Here’s how this “attractive” policy has worked for business owners in other states:

“A state judge has determined that the government can force a floral designer to do custom design work and provide wedding support services even if she has a religious conviction that marriage is between one man and one woman. Barronelle Stutzman was found guilty for referring her friend and long-time customer to another florist because the customer wanted her to design floral arrangements and provide services for a  same-sex wedding. Barronelle’s referral ensured the customer received the services he wanted, but has been labeled “discrimination” under Washington law.”

If you decline service to someone (not because of who they are but because of what they are asking you to do) and if they have sufficient political support then you will be sued to the point of losing your business, your savings and your home.  Does that sound like the way to encourage entrepreneurship in the state?

SB 2279, however, gets even worse by adding not just sexual orientation but also “actual or perceived gender-related identity” to the state’s anti-discrimination laws.  So with this piece of legislation lawsuits could be filed when you are discriminated against for being something that you actually are not.
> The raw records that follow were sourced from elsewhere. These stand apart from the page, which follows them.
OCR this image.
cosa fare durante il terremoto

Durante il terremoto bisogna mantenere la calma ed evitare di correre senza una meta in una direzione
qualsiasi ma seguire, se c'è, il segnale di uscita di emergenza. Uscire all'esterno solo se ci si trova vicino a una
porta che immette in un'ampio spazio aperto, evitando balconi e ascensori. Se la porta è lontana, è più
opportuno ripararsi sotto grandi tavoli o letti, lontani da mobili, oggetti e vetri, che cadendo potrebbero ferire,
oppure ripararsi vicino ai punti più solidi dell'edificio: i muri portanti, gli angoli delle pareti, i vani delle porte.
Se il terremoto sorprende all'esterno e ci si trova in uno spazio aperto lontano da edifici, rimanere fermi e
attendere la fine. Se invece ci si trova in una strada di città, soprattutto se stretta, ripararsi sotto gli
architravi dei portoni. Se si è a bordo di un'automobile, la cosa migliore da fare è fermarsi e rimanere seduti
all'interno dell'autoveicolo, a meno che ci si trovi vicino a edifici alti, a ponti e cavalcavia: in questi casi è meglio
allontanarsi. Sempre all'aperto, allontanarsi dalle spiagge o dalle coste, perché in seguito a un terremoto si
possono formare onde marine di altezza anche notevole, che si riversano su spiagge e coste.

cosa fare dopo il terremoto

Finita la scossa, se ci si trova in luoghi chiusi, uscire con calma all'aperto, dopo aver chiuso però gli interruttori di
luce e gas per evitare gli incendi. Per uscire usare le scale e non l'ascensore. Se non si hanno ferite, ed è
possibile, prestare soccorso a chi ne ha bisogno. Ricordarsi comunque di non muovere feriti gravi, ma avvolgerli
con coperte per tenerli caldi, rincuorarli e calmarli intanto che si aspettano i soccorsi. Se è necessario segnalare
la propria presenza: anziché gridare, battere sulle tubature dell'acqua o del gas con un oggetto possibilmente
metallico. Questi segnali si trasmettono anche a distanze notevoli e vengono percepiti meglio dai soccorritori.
This is a terrible piece of legislation with support from a very small but very vocal group of people who see themselves as more advanced than the rest of the state and would like the state law to confirm that self image.  If there was genuine interest in protecting people from discrimination the bill’s supporters could have introduced a uniform law to prohibit eviction without reason or termination without cause.  But this bill is not even about discrimination. It is not necessary.  It is certainly, whatever the sponsors may say, not going to be “attracting businesses.”